Dans les yeux de son père

Il m’est apparu pendant longtemps que je ne serais jamais à la hauteur des attentes intellectuelles de mon père quand pendant des années il m’a semblé entendre dans nos échanges « ma fillote, ce que tu dis n’est pas dénué d’intérêt mais la question est mal posée » ou « ma fillote ce que tu dis est intéressant si ce n’est que le postulat de base est erroné ».

Je m’en suis posée des questions et cherché des postulats de base qui donneraient du fondement à mes propos. Je m’en suis farcie des bouquins qui me permettraient de comprendre la quintessence du raisonnement thomiste, le génie d’un Thibon, la beauté de la langue latine, la « vraie » vie de Louis XVI… j’avoue que par découragement j’ai lâché prise sur l’importance de la symbolique, les encycliques et que sais-je encore, tout autre sujet dont je ne nie pas ni l’attrait ni l’intérêt mais ne deviennent passionnants que lorsqu’ils sont accessibles ou partagés.

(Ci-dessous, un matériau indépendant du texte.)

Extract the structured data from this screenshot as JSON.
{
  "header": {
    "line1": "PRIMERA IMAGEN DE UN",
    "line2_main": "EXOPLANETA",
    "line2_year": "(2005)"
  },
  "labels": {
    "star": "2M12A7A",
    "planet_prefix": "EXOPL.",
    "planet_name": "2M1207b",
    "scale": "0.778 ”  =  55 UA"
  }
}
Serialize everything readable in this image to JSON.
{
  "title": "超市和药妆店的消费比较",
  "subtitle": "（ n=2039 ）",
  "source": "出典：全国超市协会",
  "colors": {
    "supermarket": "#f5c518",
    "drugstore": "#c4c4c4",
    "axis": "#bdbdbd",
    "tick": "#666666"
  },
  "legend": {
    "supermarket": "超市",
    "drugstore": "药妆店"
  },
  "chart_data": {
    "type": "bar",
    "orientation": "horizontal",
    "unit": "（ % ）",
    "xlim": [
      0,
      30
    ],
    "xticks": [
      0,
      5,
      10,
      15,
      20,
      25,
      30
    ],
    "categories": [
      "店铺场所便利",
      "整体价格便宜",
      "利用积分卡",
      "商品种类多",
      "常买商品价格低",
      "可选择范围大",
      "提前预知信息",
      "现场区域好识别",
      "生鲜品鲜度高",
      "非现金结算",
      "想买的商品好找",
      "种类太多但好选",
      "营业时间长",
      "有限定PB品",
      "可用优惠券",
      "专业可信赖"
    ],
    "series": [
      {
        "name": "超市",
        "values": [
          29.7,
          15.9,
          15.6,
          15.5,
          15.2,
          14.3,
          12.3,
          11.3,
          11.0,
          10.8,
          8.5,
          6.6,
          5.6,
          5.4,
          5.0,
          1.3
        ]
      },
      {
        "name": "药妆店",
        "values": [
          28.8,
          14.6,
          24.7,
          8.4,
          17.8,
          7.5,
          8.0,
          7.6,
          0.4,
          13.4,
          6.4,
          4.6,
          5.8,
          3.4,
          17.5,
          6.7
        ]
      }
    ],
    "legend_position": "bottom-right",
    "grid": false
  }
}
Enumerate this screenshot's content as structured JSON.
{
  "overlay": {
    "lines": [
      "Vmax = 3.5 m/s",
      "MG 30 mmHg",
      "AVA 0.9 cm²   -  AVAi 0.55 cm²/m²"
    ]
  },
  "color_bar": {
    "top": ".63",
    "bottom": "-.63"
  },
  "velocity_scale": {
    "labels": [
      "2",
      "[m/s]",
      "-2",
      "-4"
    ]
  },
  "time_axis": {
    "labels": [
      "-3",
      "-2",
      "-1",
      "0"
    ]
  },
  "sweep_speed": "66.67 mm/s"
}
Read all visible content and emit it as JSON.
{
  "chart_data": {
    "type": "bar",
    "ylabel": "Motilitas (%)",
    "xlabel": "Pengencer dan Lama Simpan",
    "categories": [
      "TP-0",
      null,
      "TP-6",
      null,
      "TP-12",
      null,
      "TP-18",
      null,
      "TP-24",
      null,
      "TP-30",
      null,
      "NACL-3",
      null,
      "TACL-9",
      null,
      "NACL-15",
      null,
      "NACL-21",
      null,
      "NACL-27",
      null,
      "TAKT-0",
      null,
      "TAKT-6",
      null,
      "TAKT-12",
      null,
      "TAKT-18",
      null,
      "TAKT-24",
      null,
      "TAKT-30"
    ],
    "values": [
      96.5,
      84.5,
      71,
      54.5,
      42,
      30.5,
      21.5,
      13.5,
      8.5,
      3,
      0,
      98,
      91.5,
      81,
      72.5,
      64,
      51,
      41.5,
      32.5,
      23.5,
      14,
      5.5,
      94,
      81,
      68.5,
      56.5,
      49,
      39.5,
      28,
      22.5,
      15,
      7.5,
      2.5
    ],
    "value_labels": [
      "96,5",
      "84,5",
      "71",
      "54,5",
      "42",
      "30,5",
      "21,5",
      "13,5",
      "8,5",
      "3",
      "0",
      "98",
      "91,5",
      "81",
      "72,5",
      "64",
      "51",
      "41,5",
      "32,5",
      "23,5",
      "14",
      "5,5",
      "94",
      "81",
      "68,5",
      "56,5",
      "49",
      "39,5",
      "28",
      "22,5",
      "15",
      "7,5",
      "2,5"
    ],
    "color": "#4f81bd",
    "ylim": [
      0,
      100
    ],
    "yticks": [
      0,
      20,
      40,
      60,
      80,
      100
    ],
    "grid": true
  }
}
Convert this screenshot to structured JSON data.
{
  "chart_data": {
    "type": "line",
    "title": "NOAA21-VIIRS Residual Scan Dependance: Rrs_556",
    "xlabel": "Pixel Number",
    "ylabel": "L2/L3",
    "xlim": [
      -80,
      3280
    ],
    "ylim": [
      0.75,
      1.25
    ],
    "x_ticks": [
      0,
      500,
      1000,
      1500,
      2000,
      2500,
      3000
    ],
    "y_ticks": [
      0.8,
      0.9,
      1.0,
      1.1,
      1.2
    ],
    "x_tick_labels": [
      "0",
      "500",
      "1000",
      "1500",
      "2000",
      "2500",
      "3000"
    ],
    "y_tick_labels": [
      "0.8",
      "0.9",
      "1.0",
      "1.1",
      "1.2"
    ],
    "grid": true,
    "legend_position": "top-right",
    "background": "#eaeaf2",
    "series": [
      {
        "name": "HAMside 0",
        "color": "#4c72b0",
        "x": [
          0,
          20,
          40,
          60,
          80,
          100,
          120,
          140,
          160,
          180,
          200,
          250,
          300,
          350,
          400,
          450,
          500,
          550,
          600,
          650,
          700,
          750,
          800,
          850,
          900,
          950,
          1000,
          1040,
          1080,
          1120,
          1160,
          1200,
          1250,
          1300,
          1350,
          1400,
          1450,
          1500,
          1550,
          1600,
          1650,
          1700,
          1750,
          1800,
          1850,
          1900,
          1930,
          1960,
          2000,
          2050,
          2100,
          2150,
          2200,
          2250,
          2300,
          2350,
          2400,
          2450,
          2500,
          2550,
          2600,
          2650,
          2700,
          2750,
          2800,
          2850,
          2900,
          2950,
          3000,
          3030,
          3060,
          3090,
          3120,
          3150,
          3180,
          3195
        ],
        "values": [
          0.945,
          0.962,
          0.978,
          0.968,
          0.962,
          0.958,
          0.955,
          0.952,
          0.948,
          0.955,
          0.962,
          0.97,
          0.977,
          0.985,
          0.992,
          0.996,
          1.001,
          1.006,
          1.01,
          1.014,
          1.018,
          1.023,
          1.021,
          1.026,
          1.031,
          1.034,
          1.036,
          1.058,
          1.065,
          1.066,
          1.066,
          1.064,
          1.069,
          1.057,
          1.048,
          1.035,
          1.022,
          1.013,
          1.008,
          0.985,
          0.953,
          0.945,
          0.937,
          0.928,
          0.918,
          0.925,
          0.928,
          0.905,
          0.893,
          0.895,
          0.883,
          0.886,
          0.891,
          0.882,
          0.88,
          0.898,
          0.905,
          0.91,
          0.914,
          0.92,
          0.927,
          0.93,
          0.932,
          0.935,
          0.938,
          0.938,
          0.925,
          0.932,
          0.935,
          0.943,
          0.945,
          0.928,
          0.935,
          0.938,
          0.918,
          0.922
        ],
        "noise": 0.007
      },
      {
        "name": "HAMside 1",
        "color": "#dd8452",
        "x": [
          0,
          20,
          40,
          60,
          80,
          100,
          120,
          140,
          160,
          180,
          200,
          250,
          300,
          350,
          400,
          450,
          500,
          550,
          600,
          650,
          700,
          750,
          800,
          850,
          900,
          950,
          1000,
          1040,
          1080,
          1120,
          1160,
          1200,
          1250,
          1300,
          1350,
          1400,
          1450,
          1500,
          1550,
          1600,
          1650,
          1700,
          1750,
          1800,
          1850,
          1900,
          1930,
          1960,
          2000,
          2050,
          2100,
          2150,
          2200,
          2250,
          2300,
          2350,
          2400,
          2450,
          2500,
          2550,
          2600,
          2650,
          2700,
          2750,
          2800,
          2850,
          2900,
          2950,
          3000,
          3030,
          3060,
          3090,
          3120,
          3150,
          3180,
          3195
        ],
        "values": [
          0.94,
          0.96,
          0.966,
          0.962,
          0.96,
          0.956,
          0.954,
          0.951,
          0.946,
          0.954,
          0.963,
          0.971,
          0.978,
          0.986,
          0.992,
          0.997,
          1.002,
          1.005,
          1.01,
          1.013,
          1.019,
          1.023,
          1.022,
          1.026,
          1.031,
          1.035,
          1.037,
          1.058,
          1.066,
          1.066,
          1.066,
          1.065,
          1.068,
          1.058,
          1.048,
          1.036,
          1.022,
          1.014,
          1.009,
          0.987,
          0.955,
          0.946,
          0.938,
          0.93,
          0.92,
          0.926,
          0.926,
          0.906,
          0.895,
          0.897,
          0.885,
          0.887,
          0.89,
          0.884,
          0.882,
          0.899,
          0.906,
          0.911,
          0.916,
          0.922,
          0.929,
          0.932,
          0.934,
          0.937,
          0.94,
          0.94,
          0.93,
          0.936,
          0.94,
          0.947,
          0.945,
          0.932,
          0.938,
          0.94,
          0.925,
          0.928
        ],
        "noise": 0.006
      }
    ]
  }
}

Bref j’adore mon papa, mais autant dire que lorsqu’on oscille dans ses baskets ou que l’on se pointe dans sa « bibliothèque » la fleur au fusil, il y a toutes les chances de repartir pieds nus, quatre livres sous le bras, la mine déconfite, en se disant fi diantre j’ai encore mal défini mon sujet et mes arguments sont tronqués.

Et puis il arrive un jour où on devient adulte et là c’est magique. Non pas que le « ma fillote ce que tu dis est intéressant si ce n’est que le postulat de base est erroné » n’existe plus, non pas que nous soyons désormais extrêmement savants, non pas que nous ayons acquis un goût très sûr en toute chose, non pas que nous partagions les mêmes passions mais, et ce mais là est essentiel, on s’en moque. On s’en moque, enfin c’est un bien grand mot, car on ne se moque pas de notre saint père, au mieux on le taquine, mais mais mais mais mais, on réalise que l’on peut être différent sans que le monde s’effondre, et qu’en plus on peut follement s’aimer.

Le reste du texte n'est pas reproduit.